Calif. Agencies Spar Over Releasing Shooters' Names

July 20, 2011
A patchwork of policies now exists around the state.

After two recent fatal police shootings in San Francisco, one by city officers and the other by a BART officer on a train platform, the agencies each withheld the same piece of information - the names of the shooters.

San Francisco officials cited a department policy meant to protect officers and their careers. BART officials said they were barred by a far-reaching 2006 California Supreme Court decision that protects police disciplinary records.

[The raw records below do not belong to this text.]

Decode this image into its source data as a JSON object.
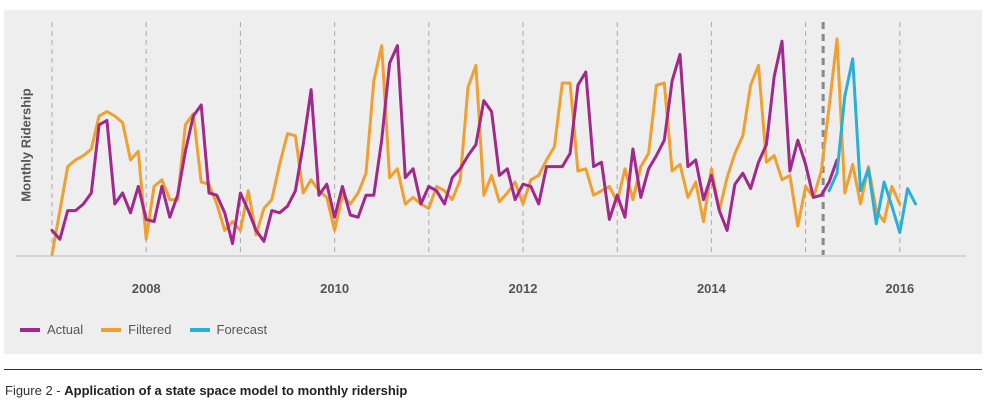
{
  "caption": {
    "prefix": "Figure 2 - ",
    "title": "Application of a state space model to monthly ridership"
  },
  "colors": {
    "actual": "#a3288c",
    "filtered": "#f0a030",
    "forecast": "#2ab0d8",
    "panel_bg": "#eeeeee",
    "grid": "#aaaaaa",
    "split_line": "#888888"
  },
  "chart_data": {
    "type": "line",
    "title": "",
    "xlabel": "",
    "ylabel": "Monthly Ridership",
    "x_ticks": [
      "2008",
      "2010",
      "2012",
      "2014",
      "2016"
    ],
    "x_start": "2007-01",
    "y_unit": "relative index (0-100, axis unlabeled)",
    "ylim": [
      0,
      100
    ],
    "forecast_start": "2015-04",
    "grid": "vertical dashed at each year",
    "legend_position": "bottom-left",
    "series": [
      {
        "name": "Actual",
        "start": "2007-01",
        "values": [
          8,
          4,
          17,
          17,
          20,
          25,
          56,
          58,
          20,
          25,
          16,
          28,
          13,
          12,
          28,
          14,
          24,
          44,
          60,
          65,
          25,
          24,
          16,
          2,
          25,
          17,
          8,
          3,
          17,
          16,
          19,
          26,
          47,
          72,
          24,
          29,
          14,
          28,
          15,
          14,
          24,
          24,
          49,
          84,
          92,
          32,
          36,
          20,
          28,
          26,
          20,
          32,
          36,
          42,
          47,
          67,
          62,
          33,
          36,
          22,
          29,
          28,
          20,
          37,
          37,
          37,
          43,
          74,
          80,
          37,
          39,
          13,
          24,
          14,
          45,
          23,
          36,
          42,
          49,
          76,
          88,
          37,
          40,
          22,
          33,
          17,
          8,
          29,
          34,
          27,
          39,
          47,
          78,
          94,
          35,
          49,
          38,
          23,
          24,
          30,
          40
        ]
      },
      {
        "name": "Filtered",
        "start": "2007-01",
        "values": [
          -3,
          17,
          37,
          40,
          42,
          45,
          60,
          62,
          60,
          57,
          40,
          44,
          4,
          28,
          31,
          22,
          22,
          56,
          61,
          30,
          29,
          20,
          8,
          12,
          8,
          26,
          6,
          18,
          22,
          38,
          52,
          51,
          25,
          31,
          26,
          23,
          8,
          24,
          20,
          25,
          34,
          76,
          92,
          32,
          36,
          20,
          23,
          20,
          18,
          28,
          26,
          22,
          31,
          73,
          83,
          24,
          33,
          21,
          25,
          30,
          20,
          31,
          33,
          40,
          46,
          75,
          75,
          35,
          36,
          24,
          26,
          28,
          21,
          36,
          22,
          37,
          43,
          74,
          75,
          35,
          38,
          23,
          30,
          12,
          36,
          17,
          32,
          43,
          51,
          74,
          83,
          39,
          42,
          31,
          33,
          10,
          28,
          23,
          35,
          64,
          95,
          25,
          38,
          20,
          37,
          17,
          12,
          28,
          20
        ]
      },
      {
        "name": "Forecast",
        "start": "2015-04",
        "values": [
          26,
          34,
          69,
          86,
          26,
          36,
          11,
          30,
          19,
          7,
          27,
          20
        ]
      }
    ]
  }
}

Critics say the blanket confidentiality claims violate the California Public Records Act, which promotes government accountability. They may take legal action, reigniting a debate over whether police agencies must name officers in such cases and, beyond that, whether they ought to in order to build public trust.

A patchwork of policies now exists around the state. Some agencies release the names of all officers involved in shootings, many after two or three days. Others decline to do so at any time, or decide on a case-by-case basis by assessing whether an officer is in danger, or have no policy at all. Sometimes, the identities are revealed through leaks to the media.

No IDs from S.F.

On Monday, San Francisco police did not name the officers who shot Kenneth Wade Harding, 19, after he allegedly fired at them in the Bayview on Saturday.

Lt. Troy Dangerfield, a department spokesman, pointed to the atmosphere around police shootings, which are often followed by protests and sometimes have political repercussions. Officers' reputations can be tarnished, he said, even if their shootings are found to be justified.

"The department has taken a stand," Dangerfield said. "We won't release that information and we will protect the officers and allow them to continue to serve in the city."

The American Civil Liberties Union of Northern California, though, said Monday that it is considering filing suit in the wake of the Bay Area cases.

BART holds back

The organization filed a public records request with BART seeking the name of the officer who shot Charles Blair Hill, 45, on July 3 after Hill allegedly came at two officers with a knife at Civic Center Station. BART denied the request, citing the California Supreme Court decision in the so-called Copley case, which strengthened a state law sealing off misconduct inquiries from public view.

Michael Risher, an ACLU attorney, agreed that laws governing police personnel records are strong, but said they do not constrain BART from talking about what officers do while on duty. He called that "a matter of public record."

Risher noted that police officers must wear their names on their uniforms. Withholding the names after shootings, he said, denies the public the chance to "evaluate whether certain officers are engaged in the repeated, inappropriate use of force."

Peter Scheer, who leads the First Amendment Coalition in San Rafael, called the refusal to identify officers ironic, saying the practice puts police at risk by damaging public trust in them.

"People are going to be very skeptical that police are doing all they can to see if a shooting was justified when the police will not even disclose the bare minimum of information, like the name of the officer involved," Scheer said.

Law up in the air

The law on naming officers after shootings is not settled, and courts have referred to a weighing of interests between the public's right to know and the officers' right to privacy.

In 1997, California's Second District Court of Appeal ruled that the Santa Barbara County sheriff had to give a newspaper the names of five deputies who fired shots that killed a man.

Police officers "carry upon their shoulders the cloak of authority," the court wrote. "In order to maintain trust in its police department, the public must be kept fully informed of the activities of its peace officers."

After the Copley decision in 2006, though, police departments began to argue that the ruling allowed them to withhold officers' names. Disclosing that an officer was involved in a shooting, they have said, inevitably reveals that he is the subject of an internal investigation.

In the recent San Francisco shootings, the officers are being investigated both internally and by homicide detectives, as prescribed by department protocols.

In 2008, then-Attorney General Jerry Brown weighed in after Riverside County District Attorney Rod Pacheco asked whether he had to identify officers who were in a "critical incident."

Brown's response cited the Copley decision and said it did not overrule the earlier holding by the appeals court - that a police department must name an officer as long as the action doesn't endanger an investigation or the officer's safety.

However, the attorney general envisioned cases that may demand confidentiality, such as an incident involving an undercover officer or the killing of a gang member whose associates may try to retaliate.